Each of these commands above will execute sequentially, so that the output is nice to read on the host.
To run in parallel, use the pdispatch program, and they will all run at the same time:
pdispatch 2 24 ls pdispatch 2 15 "ls -al" pdispatch 10 24 somereallylongrunningprogram
When running a program in a particular directory, you will have to refer to it by path + name. Note also that Java is very particular about how it runs a .class file. You will probably have to do something like:
pdispatch 1 24 "cd /home/dblank/java; java ThreeDoorProblem"
That is, you will have to change to the directory prior to running Java. The semicolon is necessary.
1.3. Remote logging into nodes
You can log into a machine with:
rlogin MACHINENAME
and that should not ask for a password. You probably won't need to do that, however.
1.4. MPI
LAM-MPI is up and running on the nodes mentioned in /etc/lam/lam-bhost.def. If you start with:
lamboot
it will automatically use that file.
With MPI you must issue a lamhalt before you exit.
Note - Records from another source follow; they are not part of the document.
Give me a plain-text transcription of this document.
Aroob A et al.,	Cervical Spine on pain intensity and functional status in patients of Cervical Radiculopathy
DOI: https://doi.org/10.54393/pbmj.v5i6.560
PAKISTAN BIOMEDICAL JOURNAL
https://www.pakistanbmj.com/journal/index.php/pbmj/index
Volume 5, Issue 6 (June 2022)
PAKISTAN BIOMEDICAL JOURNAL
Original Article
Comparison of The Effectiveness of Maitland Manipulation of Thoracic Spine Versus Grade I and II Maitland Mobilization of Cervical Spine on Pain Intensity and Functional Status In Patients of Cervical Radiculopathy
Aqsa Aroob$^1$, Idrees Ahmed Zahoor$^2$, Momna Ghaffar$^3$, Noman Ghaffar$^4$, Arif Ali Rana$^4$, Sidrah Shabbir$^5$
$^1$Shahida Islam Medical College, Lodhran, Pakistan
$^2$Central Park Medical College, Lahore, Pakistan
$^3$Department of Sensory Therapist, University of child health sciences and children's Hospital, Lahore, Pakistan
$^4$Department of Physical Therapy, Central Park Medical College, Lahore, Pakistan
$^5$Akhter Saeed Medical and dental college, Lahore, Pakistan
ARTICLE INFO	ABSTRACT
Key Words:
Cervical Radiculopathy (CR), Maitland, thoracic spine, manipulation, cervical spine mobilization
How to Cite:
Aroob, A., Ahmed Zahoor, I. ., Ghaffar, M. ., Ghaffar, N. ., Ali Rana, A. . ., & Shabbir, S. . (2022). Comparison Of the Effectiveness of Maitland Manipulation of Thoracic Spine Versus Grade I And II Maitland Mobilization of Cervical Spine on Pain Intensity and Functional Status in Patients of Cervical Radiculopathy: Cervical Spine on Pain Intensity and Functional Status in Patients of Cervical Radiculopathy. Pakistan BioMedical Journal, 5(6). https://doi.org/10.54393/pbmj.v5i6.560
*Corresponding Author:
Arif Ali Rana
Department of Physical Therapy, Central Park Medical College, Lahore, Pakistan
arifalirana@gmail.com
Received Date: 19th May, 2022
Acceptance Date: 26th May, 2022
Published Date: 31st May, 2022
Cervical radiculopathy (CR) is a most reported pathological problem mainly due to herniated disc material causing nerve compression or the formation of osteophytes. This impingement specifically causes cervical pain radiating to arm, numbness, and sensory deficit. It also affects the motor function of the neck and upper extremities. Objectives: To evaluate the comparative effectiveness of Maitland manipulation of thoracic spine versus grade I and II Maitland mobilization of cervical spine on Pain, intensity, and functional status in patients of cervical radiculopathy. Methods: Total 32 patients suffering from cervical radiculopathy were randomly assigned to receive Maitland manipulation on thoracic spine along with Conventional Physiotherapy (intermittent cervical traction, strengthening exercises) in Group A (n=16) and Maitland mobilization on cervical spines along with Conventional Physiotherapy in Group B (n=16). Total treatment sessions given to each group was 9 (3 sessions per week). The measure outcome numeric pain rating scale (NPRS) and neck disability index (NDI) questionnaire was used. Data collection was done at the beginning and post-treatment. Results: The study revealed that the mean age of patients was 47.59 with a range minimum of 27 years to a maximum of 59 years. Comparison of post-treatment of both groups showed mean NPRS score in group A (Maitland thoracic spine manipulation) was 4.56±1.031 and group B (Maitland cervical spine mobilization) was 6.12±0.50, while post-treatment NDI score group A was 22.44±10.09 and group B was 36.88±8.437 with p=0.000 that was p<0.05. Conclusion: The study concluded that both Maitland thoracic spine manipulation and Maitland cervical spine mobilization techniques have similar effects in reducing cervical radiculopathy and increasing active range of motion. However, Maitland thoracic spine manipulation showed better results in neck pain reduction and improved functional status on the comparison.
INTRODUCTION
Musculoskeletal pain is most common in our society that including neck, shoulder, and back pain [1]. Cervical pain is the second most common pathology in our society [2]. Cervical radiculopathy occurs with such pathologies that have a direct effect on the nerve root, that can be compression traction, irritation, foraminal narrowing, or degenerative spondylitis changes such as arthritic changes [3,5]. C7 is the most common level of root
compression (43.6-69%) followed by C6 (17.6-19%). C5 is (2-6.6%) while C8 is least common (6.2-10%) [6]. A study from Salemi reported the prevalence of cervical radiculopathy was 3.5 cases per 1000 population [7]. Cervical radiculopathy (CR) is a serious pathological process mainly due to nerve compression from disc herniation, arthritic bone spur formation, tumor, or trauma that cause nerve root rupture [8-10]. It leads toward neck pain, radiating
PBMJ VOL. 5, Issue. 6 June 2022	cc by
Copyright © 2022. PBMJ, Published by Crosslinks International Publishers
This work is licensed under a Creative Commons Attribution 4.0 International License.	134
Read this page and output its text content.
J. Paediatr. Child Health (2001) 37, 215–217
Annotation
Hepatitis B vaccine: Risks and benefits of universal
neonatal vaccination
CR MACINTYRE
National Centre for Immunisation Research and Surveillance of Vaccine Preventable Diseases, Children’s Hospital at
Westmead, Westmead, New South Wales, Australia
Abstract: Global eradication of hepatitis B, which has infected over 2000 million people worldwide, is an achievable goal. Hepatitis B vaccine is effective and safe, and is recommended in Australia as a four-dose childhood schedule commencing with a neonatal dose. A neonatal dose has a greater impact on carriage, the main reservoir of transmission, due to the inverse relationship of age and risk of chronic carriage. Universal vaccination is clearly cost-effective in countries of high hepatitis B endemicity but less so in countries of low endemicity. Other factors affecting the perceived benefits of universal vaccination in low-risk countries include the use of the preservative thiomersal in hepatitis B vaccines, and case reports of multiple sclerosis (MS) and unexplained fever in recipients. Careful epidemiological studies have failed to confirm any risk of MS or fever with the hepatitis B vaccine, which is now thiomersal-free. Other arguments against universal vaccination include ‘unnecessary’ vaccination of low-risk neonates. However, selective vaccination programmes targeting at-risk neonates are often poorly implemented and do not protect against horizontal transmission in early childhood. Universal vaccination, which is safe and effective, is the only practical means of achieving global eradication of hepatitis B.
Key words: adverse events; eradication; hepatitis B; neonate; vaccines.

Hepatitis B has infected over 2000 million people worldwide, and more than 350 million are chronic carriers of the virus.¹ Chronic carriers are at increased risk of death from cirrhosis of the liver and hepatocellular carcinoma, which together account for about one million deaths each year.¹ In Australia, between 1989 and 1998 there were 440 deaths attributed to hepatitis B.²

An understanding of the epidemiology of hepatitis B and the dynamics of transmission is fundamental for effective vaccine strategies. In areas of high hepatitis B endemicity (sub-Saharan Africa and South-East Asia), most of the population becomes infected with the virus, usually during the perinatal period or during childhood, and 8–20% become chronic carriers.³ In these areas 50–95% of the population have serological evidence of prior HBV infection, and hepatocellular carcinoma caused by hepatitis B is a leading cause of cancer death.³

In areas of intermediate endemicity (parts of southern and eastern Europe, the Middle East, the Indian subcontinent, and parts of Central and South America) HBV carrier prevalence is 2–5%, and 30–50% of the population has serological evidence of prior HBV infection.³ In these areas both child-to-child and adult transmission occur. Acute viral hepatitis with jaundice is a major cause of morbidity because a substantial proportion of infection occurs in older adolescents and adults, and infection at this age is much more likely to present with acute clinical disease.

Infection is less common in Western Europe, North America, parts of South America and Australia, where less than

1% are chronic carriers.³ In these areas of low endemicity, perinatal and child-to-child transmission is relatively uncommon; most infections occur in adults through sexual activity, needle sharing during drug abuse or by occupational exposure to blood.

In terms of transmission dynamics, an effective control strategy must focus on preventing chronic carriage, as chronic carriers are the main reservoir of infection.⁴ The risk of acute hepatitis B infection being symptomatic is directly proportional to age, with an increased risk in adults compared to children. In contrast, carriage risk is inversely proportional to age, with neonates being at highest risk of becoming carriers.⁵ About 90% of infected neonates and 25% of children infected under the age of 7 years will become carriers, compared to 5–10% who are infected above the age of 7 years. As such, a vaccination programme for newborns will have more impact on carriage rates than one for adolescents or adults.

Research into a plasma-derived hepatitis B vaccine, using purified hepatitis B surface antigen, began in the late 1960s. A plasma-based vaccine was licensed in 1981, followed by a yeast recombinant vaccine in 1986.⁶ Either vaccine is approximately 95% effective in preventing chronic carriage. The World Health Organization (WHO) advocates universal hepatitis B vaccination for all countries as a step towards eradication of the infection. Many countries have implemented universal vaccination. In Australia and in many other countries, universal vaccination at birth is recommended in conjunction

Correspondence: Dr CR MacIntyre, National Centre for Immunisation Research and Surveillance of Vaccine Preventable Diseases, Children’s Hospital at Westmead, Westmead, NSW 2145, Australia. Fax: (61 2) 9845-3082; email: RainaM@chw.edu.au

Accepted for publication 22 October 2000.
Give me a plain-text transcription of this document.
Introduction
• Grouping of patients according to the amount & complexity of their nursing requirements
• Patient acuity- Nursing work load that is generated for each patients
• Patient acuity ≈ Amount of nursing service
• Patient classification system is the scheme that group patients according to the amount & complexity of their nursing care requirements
Otherwise you have to log in from a different terminal window and issue it.
1.5. Useful tidbits
- there is a script in /home/setup/bashrc that will run each time someone logs into one of the nodes.
- I've made a script called 'mpython' that is really just a wrapper for "mpirun -np $1 pyMPI ...". That way you can run pyMPI by:
mpython 11 script.py
so it looks much like running a regular Python script:
python script.py
(where 11 is the number of nodes you want to recruit).